Gezmeye başladığım ülkeler arasında Iran’da bir kisisel sergi açtım ama kisisel serginin yanında orada 3 farklı dernekle tanıştım ve atölyeler yürüttüm. Hatta aldığımız tüm parayı derneğe bıraktık. Onlar da olduğu gibi çocuk kurumlarına bıraktılar. 2 yıl önce Lübnan – Beyrut’ta çocuklarla atölye çalışmaları yaptım. Portekiz – Porto’da da yaptım. Almanya Koblenz’de de cocuk atölyeleri yürüttük ve ben su ana kadar cocuk atölyelerinin hepsinde çocuk çalışmalarını bir araya getirip arşivledim. Bütün farklı ülkelerde yaşayan çocukların ama. Hayal ettigim şey 10 senemi alacak olsa da sonucunda çok güzel şeyler olacak.
Teknolojinin sanata yansımalarını görüyoruz…Teknolojinin plastik sanatlara sağladığı olanaklar nelerdir?
Pratik, çok deneme yanılma ya da beğenme devam etme, geliştirme seçenekleri sundu. Teknoloji; sanatçının binlerce km uzaklıktaki bir sergiye online katılıp, eleştirileri dinleyip, sanal bir tura dahil olup kendisini bir anda sergi yolculuğunda bulabiliyor. Bu bir sanatçıya ve sanata sunulabilecek en zengin armağan. Evet internet hep vardı fakat şu an sergi, galeri, müze ve saha sunumları için özel detay çekim ve çalışmaları yapılmakta. Sanat algıda değil teknolojide de daha bir evrensel artık.

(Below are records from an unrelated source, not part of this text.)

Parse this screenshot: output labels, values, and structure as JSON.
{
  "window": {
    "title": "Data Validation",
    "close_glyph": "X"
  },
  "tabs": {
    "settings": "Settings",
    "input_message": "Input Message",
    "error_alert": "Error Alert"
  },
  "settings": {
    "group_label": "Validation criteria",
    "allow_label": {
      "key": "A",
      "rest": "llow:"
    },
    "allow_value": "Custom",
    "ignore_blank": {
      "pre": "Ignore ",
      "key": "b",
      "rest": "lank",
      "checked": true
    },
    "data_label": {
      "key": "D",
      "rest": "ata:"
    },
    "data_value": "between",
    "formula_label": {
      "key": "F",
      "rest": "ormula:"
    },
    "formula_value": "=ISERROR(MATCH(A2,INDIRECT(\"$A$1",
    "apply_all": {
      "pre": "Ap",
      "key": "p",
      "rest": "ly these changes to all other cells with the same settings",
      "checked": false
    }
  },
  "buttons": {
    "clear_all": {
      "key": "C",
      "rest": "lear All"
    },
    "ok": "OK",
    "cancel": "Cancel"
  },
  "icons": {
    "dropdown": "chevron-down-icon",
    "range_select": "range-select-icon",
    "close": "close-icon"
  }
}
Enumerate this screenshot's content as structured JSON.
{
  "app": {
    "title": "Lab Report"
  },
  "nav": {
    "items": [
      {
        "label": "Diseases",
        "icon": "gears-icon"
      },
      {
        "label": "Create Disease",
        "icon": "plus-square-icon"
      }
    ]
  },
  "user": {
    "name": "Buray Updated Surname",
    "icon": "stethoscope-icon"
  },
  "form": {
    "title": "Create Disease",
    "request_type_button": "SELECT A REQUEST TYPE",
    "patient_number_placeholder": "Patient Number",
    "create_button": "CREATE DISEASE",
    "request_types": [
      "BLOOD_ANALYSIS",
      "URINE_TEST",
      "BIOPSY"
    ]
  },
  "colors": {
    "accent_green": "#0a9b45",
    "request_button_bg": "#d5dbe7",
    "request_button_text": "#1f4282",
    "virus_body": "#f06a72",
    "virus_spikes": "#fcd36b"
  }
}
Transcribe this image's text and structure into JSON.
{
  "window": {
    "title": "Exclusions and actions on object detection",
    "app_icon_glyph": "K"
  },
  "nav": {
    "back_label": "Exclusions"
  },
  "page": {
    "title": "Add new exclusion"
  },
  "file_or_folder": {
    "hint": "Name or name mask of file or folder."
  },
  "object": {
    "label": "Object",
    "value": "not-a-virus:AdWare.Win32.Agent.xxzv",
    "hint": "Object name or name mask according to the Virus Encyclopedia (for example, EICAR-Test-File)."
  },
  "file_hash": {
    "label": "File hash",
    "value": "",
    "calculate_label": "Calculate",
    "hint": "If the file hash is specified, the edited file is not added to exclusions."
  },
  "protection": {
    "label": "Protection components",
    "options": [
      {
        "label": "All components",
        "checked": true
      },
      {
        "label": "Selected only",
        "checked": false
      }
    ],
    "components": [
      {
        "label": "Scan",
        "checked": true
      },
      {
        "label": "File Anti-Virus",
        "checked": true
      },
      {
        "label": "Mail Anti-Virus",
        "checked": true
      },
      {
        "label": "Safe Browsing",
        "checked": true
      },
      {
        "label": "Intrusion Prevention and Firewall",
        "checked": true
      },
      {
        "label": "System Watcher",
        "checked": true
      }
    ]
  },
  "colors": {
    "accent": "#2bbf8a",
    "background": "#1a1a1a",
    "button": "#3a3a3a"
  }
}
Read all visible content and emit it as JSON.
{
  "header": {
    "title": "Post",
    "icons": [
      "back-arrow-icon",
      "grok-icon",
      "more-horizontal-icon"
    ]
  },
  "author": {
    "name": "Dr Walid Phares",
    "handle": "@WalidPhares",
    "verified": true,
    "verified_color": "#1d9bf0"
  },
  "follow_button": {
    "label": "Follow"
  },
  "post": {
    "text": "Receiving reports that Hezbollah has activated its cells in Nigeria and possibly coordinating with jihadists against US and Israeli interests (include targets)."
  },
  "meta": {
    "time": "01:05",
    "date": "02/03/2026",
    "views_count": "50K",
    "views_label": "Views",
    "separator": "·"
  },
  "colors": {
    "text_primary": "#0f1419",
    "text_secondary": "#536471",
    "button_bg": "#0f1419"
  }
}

Dünyada sanat nereye gidiyor?
İki yıl önceye kadar umudum azalıyordu fakat yaşadığımız evlere kapanma süreci sanatçıları inanılmaz yaratıcı bir sürece, emrivaki ile bile olsa sürükledi. Önce depresif bir şekilde sonra da gerçekten fikirler doğduğundan çok tatlı bir seri üretimler silsilesi doğdu. Gör bak bir kaç yıla kalmadan sanata büyük bir boyut geliyor. Çok heyecanlıyım.
Gelecek planların neler?
Iki tane planım var. Bir tanesi dolaşan atölye fikri. Farklı milletten çocukların resimlerini toplamak istiyorum ki önümde beni bekleyen 17 ülke daha var. Bu ülkeleri de bitirip büyük sponsorluklar bulup kalıcı sergi ve koleksiyona dönüştürmek istiyorum.
İkinci planım ise ”canım ne isterse” fikrini birazcık daha uçuklaştırmak ve su ana kadar ”amaaan gerek yok bunu da yapmaya” dediğim ne varsa absürt fikirle dolanmak istiyorum. Kafamda bir şeyler var ama şimdilik paylaşmayayım.